The Great Ball Contraption puts your Lego creations to shame

I honestly can't tell if this is a testament to human genius or proof that boredom can result in some truly amazing things. A Japanese Lego virtuoso who goes by the name of Akiyuki on the Internet apparently spent 600 hours engineering this gargantuan, 17-module long Rube-Goldberg-esque contraption. Alone.
I have no words for this.
Measuring 1.5 meters by 6.5 meters (roughly 5 feet by 21 feet) with a path length of 31 meters (almost 102 feet), the Lego Great Ball Contraption is both mind-bogglingly intricate and just plain cool.
One of the things that makes it so impressive is the fact that it is a largely self-sustaining machine. The 500 balls rattling through the system? They eventually get deposited back at the beginning, allowing the cycle to begin anew.

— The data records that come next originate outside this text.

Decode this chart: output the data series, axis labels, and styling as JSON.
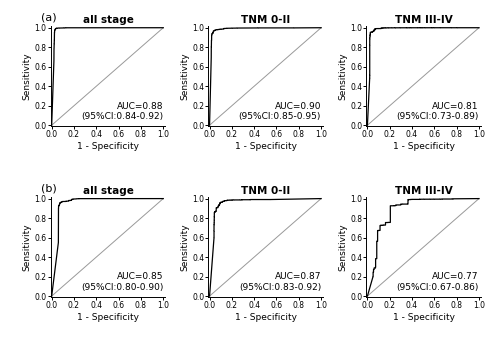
{
  "panels": [
    {
      "label": "(a)",
      "row": 0,
      "subplots": [
        {
          "title": "all stage",
          "auc_text": "AUC=0.88",
          "ci_text": "(95%CI:0.84-0.92)",
          "curve_seed": 1,
          "n_steps": 120,
          "alpha": 5.0,
          "beta_shape": 0.4,
          "initial_jump": 0.63,
          "initial_jump_fpr": 0.02
        },
        {
          "title": "TNM 0-II",
          "auc_text": "AUC=0.90",
          "ci_text": "(95%CI:0.85-0.95)",
          "curve_seed": 2,
          "n_steps": 80,
          "alpha": 8.0,
          "beta_shape": 0.3,
          "initial_jump": 0.68,
          "initial_jump_fpr": 0.015
        },
        {
          "title": "TNM III-IV",
          "auc_text": "AUC=0.81",
          "ci_text": "(95%CI:0.73-0.89)",
          "curve_seed": 3,
          "n_steps": 60,
          "alpha": 3.5,
          "beta_shape": 0.5,
          "initial_jump": 0.48,
          "initial_jump_fpr": 0.02
        }
      ]
    },
    {
      "label": "(b)",
      "row": 1,
      "subplots": [
        {
          "title": "all stage",
          "auc_text": "AUC=0.85",
          "ci_text": "(95%CI:0.80-0.90)",
          "curve_seed": 4,
          "n_steps": 70,
          "alpha": 4.5,
          "beta_shape": 0.45,
          "initial_jump": 0.55,
          "initial_jump_fpr": 0.06
        },
        {
          "title": "TNM 0-II",
          "auc_text": "AUC=0.87",
          "ci_text": "(95%CI:0.83-0.92)",
          "curve_seed": 5,
          "n_steps": 50,
          "alpha": 6.0,
          "beta_shape": 0.4,
          "initial_jump": 0.6,
          "initial_jump_fpr": 0.04
        },
        {
          "title": "TNM III-IV",
          "auc_text": "AUC=0.77",
          "ci_text": "(95%CI:0.67-0.86)",
          "curve_seed": 6,
          "n_steps": 35,
          "alpha": 2.8,
          "beta_shape": 0.7,
          "initial_jump": 0.2,
          "initial_jump_fpr": 0.05
        }
      ]
    }
  ],
  "xlabel": "1 - Specificity",
  "ylabel": "Sensitivity",
  "tick_labels": [
    "0.0",
    "0.2",
    "0.4",
    "0.6",
    "0.8",
    "1.0"
  ],
  "tick_values": [
    0.0,
    0.2,
    0.4,
    0.6,
    0.8,
    1.0
  ],
  "curve_color": "#000000",
  "diag_color": "#999999",
  "background_color": "#ffffff",
  "title_fontsize": 7.5,
  "label_fontsize": 6.5,
  "tick_fontsize": 5.5,
  "ann_fontsize": 6.5
}
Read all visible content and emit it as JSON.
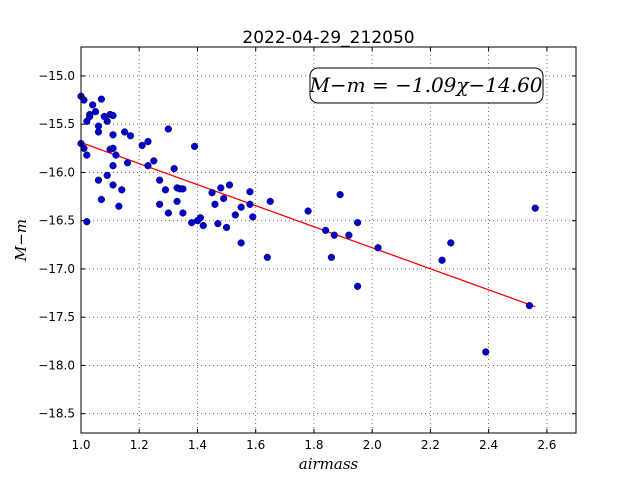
{
  "chart_data": {
    "type": "scatter",
    "title": "2022-04-29_212050",
    "xlabel": "airmass",
    "ylabel": "M−m",
    "xlim": [
      1.0,
      2.7
    ],
    "ylim": [
      -18.7,
      -14.7
    ],
    "y_inverted": true,
    "xticks": [
      1.0,
      1.2,
      1.4,
      1.6,
      1.8,
      2.0,
      2.2,
      2.4,
      2.6
    ],
    "yticks": [
      -15.0,
      -15.5,
      -16.0,
      -16.5,
      -17.0,
      -17.5,
      -18.0,
      -18.5
    ],
    "xtick_labels": [
      "1.0",
      "1.2",
      "1.4",
      "1.6",
      "1.8",
      "2.0",
      "2.2",
      "2.4",
      "2.6"
    ],
    "ytick_labels": [
      "−15.0",
      "−15.5",
      "−16.0",
      "−16.5",
      "−17.0",
      "−17.5",
      "−18.0",
      "−18.5"
    ],
    "grid": true,
    "annotation": "M−m = −1.09χ−14.60",
    "fit": {
      "slope": -1.09,
      "intercept": -14.6,
      "x_range": [
        1.0,
        2.56
      ],
      "color": "#ff0000"
    },
    "point_color": "#0000cc",
    "points": [
      [
        1.0,
        -15.21
      ],
      [
        1.01,
        -15.25
      ],
      [
        1.03,
        -15.4
      ],
      [
        1.04,
        -15.3
      ],
      [
        1.02,
        -15.47
      ],
      [
        1.03,
        -15.42
      ],
      [
        1.05,
        -15.37
      ],
      [
        1.06,
        -15.52
      ],
      [
        1.06,
        -15.58
      ],
      [
        1.07,
        -15.24
      ],
      [
        1.08,
        -15.42
      ],
      [
        1.09,
        -15.47
      ],
      [
        1.1,
        -15.4
      ],
      [
        1.11,
        -15.41
      ],
      [
        1.11,
        -15.61
      ],
      [
        1.15,
        -15.58
      ],
      [
        1.17,
        -15.62
      ],
      [
        1.3,
        -15.55
      ],
      [
        1.0,
        -15.7
      ],
      [
        1.01,
        -15.75
      ],
      [
        1.02,
        -15.82
      ],
      [
        1.1,
        -15.76
      ],
      [
        1.11,
        -15.75
      ],
      [
        1.12,
        -15.82
      ],
      [
        1.16,
        -15.9
      ],
      [
        1.21,
        -15.72
      ],
      [
        1.23,
        -15.68
      ],
      [
        1.25,
        -15.88
      ],
      [
        1.23,
        -15.93
      ],
      [
        1.39,
        -15.73
      ],
      [
        1.06,
        -16.08
      ],
      [
        1.09,
        -16.03
      ],
      [
        1.11,
        -15.93
      ],
      [
        1.11,
        -16.13
      ],
      [
        1.14,
        -16.18
      ],
      [
        1.07,
        -16.28
      ],
      [
        1.13,
        -16.35
      ],
      [
        1.27,
        -16.08
      ],
      [
        1.29,
        -16.18
      ],
      [
        1.27,
        -16.33
      ],
      [
        1.3,
        -16.42
      ],
      [
        1.32,
        -15.96
      ],
      [
        1.33,
        -16.16
      ],
      [
        1.34,
        -16.17
      ],
      [
        1.35,
        -16.17
      ],
      [
        1.33,
        -16.3
      ],
      [
        1.35,
        -16.42
      ],
      [
        1.38,
        -16.52
      ],
      [
        1.4,
        -16.5
      ],
      [
        1.41,
        -16.47
      ],
      [
        1.42,
        -16.55
      ],
      [
        1.45,
        -16.21
      ],
      [
        1.46,
        -16.33
      ],
      [
        1.48,
        -16.16
      ],
      [
        1.49,
        -16.27
      ],
      [
        1.51,
        -16.13
      ],
      [
        1.47,
        -16.53
      ],
      [
        1.5,
        -16.57
      ],
      [
        1.53,
        -16.44
      ],
      [
        1.55,
        -16.36
      ],
      [
        1.55,
        -16.73
      ],
      [
        1.58,
        -16.2
      ],
      [
        1.58,
        -16.33
      ],
      [
        1.59,
        -16.46
      ],
      [
        1.65,
        -16.3
      ],
      [
        1.64,
        -16.88
      ],
      [
        1.78,
        -16.4
      ],
      [
        1.84,
        -16.6
      ],
      [
        1.87,
        -16.65
      ],
      [
        1.89,
        -16.23
      ],
      [
        1.86,
        -16.88
      ],
      [
        1.92,
        -16.65
      ],
      [
        1.95,
        -16.52
      ],
      [
        2.02,
        -16.78
      ],
      [
        1.95,
        -17.18
      ],
      [
        1.02,
        -16.51
      ],
      [
        2.24,
        -16.91
      ],
      [
        2.27,
        -16.73
      ],
      [
        2.39,
        -17.86
      ],
      [
        2.54,
        -17.38
      ],
      [
        2.56,
        -16.37
      ]
    ]
  }
}
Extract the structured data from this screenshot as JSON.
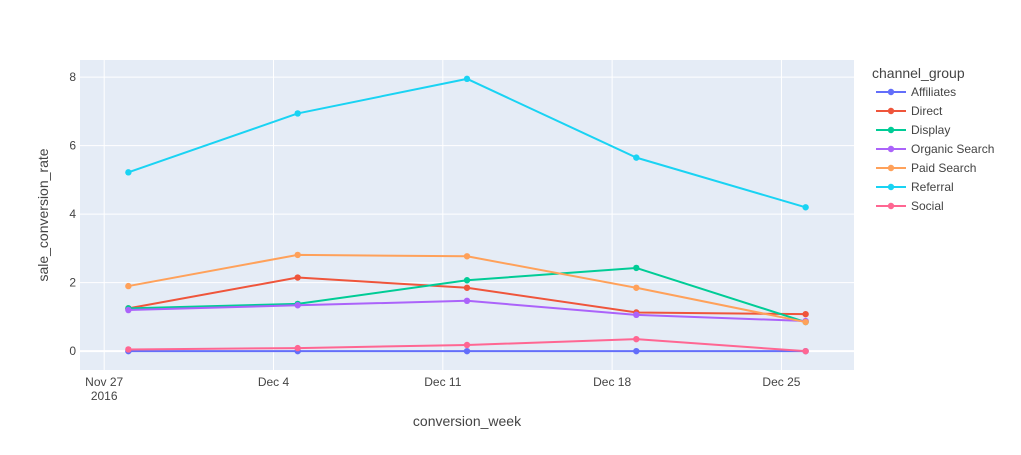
{
  "chart_data": {
    "type": "line",
    "xlabel": "conversion_week",
    "ylabel": "sale_conversion_rate",
    "x": [
      "2016-11-28",
      "2016-12-05",
      "2016-12-12",
      "2016-12-19",
      "2016-12-26"
    ],
    "x_ticks": [
      {
        "date": "2016-11-27",
        "label": "Nov 27",
        "sublabel": "2016"
      },
      {
        "date": "2016-12-04",
        "label": "Dec 4",
        "sublabel": ""
      },
      {
        "date": "2016-12-11",
        "label": "Dec 11",
        "sublabel": ""
      },
      {
        "date": "2016-12-18",
        "label": "Dec 18",
        "sublabel": ""
      },
      {
        "date": "2016-12-25",
        "label": "Dec 25",
        "sublabel": ""
      }
    ],
    "xlim": [
      "2016-11-26",
      "2016-12-28"
    ],
    "ylim": [
      -0.55,
      8.5
    ],
    "y_ticks": [
      0,
      2,
      4,
      6,
      8
    ],
    "grid": true,
    "legend_title": "channel_group",
    "legend_position": "right",
    "series": [
      {
        "name": "Affiliates",
        "color": "#636efa",
        "values": [
          0.0,
          0.0,
          0.0,
          0.0,
          0.0
        ]
      },
      {
        "name": "Direct",
        "color": "#EF553B",
        "values": [
          1.25,
          2.15,
          1.85,
          1.13,
          1.08
        ]
      },
      {
        "name": "Display",
        "color": "#00cc96",
        "values": [
          1.25,
          1.38,
          2.07,
          2.43,
          0.85
        ]
      },
      {
        "name": "Organic Search",
        "color": "#ab63fa",
        "values": [
          1.2,
          1.34,
          1.47,
          1.06,
          0.88
        ]
      },
      {
        "name": "Paid Search",
        "color": "#FFA15A",
        "values": [
          1.9,
          2.81,
          2.77,
          1.85,
          0.85
        ]
      },
      {
        "name": "Referral",
        "color": "#19d3f3",
        "values": [
          5.22,
          6.94,
          7.95,
          5.65,
          4.2
        ]
      },
      {
        "name": "Social",
        "color": "#FF6692",
        "values": [
          0.05,
          0.09,
          0.18,
          0.35,
          0.0
        ]
      }
    ]
  }
}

In case you were wondering if Akiyuki's miraculous machine is the first of its kind, it isn't. The idea for a Great Ball Contraption was apparently first publicly proposed by Steve Hassenplug on a LUGNET forum back in October 2004. Since then, numerous parties have worked on manufacturing Great Ball Contraptions, which are essentially machines that receive balls from one module before passing them to another, of their own. Nonetheless, according to Brothers Brick, Akiyuki is apparently one of the rare few that have successfully conceived a Great Ball Contraption all on their own.